Ese sueño se basa en un amor profundo por un país del que se fue siendo niño, pero al que siempre perteneció. “Hicimos el perfil genético de la población para identificar desaparecidos. ¿Y qué dice? Que tanto de este lado de la frontera como en Misiones, Corrientes y Formosa, la mitad de nuestra sangre, aunque parezcamos europeos, tiene rastros genéticos de los guaraníes. ¿Cómo no vamos a querer a nuestro país? ¿Cómo no vamos a respetar a los pueblos originarios?”, subraya.
“Paraguay es nuestra casa y los paraguayos somos todos una misma familia. Hay que resolver los problemas desde el conocimiento; aspirar a que la justicia y la educación hagan su trabajo; invertir en salud, deporte, arte. Eso no va a caer del cielo, debemos hacerlo nosotros. Para eso necesitamos conocer, informarnos, educar. Y este trabajo de memoria tiene que ver con eso: estimular a los jóvenes y los docentes”, reivindica.
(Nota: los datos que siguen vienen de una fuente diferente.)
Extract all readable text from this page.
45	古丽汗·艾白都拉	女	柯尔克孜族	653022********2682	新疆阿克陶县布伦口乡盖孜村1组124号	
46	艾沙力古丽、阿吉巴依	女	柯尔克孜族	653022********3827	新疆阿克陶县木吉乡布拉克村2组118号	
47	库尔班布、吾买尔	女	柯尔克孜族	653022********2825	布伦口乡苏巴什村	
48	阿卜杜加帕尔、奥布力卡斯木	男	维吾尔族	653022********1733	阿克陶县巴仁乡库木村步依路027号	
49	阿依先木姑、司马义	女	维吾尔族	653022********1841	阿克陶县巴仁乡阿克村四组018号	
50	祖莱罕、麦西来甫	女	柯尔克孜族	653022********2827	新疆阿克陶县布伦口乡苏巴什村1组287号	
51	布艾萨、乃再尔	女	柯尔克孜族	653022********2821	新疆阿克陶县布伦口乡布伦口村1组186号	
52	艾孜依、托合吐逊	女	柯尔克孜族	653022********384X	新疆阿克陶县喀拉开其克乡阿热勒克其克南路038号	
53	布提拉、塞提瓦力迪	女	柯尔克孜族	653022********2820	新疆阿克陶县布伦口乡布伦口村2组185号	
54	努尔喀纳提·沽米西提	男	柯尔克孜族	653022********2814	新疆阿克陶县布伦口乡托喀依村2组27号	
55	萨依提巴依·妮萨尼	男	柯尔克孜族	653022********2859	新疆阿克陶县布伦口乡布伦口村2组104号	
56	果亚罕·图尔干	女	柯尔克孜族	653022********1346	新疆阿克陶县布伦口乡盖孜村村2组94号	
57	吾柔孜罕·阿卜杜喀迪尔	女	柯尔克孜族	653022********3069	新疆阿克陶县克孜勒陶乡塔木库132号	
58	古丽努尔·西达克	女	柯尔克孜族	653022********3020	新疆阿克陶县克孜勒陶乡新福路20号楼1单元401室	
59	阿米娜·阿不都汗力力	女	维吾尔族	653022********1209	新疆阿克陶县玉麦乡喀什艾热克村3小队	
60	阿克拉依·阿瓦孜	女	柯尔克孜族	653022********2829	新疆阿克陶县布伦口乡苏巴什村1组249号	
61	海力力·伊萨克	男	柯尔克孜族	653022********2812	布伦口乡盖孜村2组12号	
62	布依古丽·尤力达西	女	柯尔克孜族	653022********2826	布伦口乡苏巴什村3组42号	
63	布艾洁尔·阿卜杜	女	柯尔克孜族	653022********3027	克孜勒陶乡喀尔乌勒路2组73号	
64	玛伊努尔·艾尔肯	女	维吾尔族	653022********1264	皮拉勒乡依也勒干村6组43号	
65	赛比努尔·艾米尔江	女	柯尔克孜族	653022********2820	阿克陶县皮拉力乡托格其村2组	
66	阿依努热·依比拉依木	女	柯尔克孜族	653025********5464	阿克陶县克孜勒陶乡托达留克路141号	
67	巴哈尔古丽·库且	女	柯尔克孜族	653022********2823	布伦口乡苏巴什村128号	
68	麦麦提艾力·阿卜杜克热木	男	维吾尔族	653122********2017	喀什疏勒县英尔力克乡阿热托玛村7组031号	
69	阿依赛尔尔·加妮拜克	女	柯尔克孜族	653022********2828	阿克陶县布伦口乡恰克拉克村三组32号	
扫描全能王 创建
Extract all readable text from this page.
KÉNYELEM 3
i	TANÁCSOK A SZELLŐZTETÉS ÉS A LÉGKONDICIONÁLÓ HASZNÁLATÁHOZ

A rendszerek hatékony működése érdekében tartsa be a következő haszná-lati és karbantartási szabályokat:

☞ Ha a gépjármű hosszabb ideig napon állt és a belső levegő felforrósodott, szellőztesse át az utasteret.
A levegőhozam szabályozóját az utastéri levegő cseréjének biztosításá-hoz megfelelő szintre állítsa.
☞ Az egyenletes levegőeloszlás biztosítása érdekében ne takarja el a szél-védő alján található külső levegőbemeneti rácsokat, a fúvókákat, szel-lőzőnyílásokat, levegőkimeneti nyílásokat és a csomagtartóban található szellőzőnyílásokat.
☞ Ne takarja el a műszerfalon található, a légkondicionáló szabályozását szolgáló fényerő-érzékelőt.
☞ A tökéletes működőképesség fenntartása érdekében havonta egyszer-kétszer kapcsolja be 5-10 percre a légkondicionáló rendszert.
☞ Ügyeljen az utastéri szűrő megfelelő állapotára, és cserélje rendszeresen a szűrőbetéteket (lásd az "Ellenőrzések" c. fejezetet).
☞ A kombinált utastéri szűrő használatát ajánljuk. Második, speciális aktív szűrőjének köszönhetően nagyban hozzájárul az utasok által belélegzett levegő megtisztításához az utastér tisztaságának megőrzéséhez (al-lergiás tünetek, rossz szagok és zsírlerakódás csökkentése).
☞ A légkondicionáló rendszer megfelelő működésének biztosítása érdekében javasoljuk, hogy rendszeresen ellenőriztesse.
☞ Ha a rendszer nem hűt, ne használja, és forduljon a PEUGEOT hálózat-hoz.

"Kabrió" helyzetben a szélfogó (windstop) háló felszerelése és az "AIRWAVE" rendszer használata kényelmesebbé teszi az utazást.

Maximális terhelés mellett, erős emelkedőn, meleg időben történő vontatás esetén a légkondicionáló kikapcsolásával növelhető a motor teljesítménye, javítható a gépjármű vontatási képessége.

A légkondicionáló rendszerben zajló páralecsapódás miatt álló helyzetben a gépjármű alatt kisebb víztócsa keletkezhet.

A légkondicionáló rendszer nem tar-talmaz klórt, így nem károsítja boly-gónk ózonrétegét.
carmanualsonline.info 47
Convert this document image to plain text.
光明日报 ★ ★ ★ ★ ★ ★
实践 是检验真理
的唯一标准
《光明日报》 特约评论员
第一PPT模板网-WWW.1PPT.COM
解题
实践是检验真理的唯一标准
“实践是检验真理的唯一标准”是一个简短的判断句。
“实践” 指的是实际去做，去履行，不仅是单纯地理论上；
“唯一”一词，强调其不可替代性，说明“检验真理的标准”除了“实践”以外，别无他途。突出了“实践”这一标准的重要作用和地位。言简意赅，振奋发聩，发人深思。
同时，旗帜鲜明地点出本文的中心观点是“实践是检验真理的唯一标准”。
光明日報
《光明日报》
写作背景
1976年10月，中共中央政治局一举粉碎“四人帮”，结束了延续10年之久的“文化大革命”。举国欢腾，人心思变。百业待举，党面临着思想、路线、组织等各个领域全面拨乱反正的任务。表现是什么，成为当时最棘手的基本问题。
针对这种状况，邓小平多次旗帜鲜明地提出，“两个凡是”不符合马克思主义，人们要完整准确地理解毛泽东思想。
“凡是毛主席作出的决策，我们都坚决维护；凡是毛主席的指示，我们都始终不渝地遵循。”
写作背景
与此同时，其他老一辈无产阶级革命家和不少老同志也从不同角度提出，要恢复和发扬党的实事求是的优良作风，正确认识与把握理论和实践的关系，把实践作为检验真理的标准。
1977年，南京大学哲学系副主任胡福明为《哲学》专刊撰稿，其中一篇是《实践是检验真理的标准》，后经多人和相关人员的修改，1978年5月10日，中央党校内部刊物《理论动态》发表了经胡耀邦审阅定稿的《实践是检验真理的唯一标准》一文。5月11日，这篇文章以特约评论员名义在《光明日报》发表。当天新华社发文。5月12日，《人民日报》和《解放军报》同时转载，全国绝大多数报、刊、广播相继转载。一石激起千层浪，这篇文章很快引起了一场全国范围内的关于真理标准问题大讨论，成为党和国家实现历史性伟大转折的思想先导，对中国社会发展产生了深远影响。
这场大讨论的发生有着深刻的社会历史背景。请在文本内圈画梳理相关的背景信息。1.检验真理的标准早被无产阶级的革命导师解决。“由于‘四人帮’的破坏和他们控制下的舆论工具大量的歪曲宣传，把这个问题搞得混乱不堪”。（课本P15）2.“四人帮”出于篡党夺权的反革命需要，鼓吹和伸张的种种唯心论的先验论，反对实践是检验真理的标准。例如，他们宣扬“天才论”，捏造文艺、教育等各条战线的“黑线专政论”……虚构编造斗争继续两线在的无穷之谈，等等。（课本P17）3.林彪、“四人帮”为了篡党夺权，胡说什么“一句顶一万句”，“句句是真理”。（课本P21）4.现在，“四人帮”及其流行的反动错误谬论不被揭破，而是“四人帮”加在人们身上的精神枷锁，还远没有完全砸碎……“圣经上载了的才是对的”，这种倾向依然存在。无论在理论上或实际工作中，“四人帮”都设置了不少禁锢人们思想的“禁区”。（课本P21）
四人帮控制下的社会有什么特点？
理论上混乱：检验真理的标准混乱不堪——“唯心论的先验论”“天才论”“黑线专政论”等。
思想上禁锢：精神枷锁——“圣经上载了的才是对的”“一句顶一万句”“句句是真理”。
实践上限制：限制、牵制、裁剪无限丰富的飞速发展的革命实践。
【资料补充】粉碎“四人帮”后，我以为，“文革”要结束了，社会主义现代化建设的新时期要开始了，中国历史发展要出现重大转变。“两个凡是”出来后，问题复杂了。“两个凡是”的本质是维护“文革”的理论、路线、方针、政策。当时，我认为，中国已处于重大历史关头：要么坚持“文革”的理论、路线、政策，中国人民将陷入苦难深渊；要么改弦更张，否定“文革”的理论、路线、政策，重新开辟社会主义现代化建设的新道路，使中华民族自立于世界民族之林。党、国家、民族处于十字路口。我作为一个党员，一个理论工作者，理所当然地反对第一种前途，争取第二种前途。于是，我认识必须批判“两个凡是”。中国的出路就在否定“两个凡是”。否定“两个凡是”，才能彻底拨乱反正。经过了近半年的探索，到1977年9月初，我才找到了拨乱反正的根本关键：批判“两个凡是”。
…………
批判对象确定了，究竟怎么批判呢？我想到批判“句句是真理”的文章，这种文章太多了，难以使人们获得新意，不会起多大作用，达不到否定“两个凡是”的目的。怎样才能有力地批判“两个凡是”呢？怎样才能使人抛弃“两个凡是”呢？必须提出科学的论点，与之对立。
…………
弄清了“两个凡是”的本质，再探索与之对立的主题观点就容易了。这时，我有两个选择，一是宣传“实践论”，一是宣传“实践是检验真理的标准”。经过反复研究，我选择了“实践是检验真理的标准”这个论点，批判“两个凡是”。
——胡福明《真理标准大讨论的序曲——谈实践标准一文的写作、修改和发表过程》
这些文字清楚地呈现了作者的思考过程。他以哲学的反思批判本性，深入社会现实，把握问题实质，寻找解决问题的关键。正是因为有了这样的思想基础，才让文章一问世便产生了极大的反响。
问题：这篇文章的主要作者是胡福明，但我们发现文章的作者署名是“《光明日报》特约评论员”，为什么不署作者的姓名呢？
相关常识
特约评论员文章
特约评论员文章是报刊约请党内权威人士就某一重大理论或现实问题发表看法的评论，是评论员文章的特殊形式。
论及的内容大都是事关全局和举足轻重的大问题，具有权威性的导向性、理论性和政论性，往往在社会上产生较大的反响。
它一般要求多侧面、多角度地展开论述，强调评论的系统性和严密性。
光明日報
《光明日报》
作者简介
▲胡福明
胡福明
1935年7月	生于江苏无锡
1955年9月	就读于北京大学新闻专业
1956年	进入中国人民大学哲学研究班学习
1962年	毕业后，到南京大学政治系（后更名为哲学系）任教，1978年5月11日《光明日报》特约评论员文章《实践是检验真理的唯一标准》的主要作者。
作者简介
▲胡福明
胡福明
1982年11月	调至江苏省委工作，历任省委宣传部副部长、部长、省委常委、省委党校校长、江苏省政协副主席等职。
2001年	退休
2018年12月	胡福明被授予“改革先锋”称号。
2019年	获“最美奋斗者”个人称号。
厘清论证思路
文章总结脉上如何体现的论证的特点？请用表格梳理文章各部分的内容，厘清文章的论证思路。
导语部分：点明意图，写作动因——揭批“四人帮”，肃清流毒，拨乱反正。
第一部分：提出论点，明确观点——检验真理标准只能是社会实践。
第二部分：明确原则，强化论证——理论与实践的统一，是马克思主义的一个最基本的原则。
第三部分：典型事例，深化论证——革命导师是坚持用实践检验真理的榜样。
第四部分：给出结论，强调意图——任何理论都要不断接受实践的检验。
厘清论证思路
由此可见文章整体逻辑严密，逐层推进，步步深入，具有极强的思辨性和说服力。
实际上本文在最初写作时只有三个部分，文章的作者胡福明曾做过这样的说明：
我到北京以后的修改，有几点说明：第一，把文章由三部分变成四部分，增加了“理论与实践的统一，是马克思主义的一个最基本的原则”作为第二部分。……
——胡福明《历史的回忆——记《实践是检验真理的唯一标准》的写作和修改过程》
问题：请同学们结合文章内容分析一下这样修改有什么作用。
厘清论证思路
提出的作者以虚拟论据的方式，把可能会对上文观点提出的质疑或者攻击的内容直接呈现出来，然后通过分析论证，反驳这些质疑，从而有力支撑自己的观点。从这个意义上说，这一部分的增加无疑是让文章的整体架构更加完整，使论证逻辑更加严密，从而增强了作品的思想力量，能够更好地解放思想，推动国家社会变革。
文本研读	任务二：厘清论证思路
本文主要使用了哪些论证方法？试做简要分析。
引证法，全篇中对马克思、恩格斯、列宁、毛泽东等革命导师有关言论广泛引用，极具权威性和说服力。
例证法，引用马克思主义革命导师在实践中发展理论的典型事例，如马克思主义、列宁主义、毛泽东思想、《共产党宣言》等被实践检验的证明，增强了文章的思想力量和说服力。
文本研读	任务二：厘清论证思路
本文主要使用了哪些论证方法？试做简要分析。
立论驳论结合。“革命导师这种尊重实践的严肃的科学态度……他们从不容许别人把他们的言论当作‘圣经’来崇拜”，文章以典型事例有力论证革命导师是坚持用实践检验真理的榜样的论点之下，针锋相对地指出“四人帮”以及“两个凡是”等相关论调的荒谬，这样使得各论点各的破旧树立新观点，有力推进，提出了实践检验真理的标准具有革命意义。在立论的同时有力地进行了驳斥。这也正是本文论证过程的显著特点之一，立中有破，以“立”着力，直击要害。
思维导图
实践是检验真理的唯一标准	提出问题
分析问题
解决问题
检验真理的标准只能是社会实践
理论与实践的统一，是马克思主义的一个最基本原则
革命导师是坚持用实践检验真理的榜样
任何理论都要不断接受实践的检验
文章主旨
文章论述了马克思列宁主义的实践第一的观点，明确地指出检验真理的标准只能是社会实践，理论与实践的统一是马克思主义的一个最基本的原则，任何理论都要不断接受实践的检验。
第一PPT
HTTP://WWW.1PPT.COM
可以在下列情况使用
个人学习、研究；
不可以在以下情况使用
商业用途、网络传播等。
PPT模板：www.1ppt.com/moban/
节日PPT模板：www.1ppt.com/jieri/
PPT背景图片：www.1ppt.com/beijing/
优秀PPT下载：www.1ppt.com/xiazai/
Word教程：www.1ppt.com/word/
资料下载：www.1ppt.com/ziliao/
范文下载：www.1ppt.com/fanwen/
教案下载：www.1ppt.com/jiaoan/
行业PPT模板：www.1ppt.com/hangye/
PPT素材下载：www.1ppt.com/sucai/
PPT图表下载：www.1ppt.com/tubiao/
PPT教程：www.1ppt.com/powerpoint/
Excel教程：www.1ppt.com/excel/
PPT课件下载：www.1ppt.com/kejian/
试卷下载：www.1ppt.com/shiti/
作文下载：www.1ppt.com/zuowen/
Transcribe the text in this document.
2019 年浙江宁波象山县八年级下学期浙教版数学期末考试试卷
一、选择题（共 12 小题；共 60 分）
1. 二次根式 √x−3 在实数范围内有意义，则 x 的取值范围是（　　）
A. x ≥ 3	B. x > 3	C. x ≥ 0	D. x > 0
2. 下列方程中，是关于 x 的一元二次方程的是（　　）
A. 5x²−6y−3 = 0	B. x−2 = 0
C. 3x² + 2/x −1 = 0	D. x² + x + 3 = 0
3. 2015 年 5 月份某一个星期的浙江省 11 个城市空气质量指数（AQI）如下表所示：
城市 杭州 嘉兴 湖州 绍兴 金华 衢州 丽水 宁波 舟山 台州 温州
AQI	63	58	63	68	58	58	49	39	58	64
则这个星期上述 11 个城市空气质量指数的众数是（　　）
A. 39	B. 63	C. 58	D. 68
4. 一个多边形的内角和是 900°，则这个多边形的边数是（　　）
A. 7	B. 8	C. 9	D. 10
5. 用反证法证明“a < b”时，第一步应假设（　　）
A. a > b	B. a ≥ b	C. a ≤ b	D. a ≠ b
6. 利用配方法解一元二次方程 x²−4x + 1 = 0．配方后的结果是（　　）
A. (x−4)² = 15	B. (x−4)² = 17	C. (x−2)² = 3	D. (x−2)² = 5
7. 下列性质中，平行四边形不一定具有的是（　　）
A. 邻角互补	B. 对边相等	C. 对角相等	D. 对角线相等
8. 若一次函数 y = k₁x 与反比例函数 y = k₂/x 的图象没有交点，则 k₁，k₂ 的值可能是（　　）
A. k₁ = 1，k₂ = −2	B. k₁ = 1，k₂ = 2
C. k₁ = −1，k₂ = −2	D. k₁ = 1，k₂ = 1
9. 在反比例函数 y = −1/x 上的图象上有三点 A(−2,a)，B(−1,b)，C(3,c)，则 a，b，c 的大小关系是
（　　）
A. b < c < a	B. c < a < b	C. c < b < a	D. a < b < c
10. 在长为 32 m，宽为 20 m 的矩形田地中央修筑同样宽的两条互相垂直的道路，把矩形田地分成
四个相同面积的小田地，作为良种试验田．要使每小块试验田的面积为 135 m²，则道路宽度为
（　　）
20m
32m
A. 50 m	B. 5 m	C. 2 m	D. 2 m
Su filosofía de vida es muy simple: “Todos estamos de paso. Tenemos hijos, nietos, bisnietos. ¿Qué es mejor que dejarles el país mucho mejor de lo que lo encontramos? Que sean felices. Que en vez de odio, haya amor. Que se respeten las creencias y se reparta mejor la torta. Desarrollar nuestros talentos. Asegurar trabajo, educación y vivienda. Con eso es suficiente”.
Desde ese niño transpirado, Rogelio Goiburú ya caminó bastante. Vivió en Argentina, en Rusia y volvió a su tierra natal por el amor que su padre le transmitió. Hoy, excava en el pasado para encontrar los cimientos de un futuro mejor. Su lucha es por la reparación, impulsado por el sueño de su padre, su mejor amigo, y de todos aquellos que, como él, soñaron primero con una patria donde el chirrido de la tiza solo sea el sonido de una clase que está por comenzar.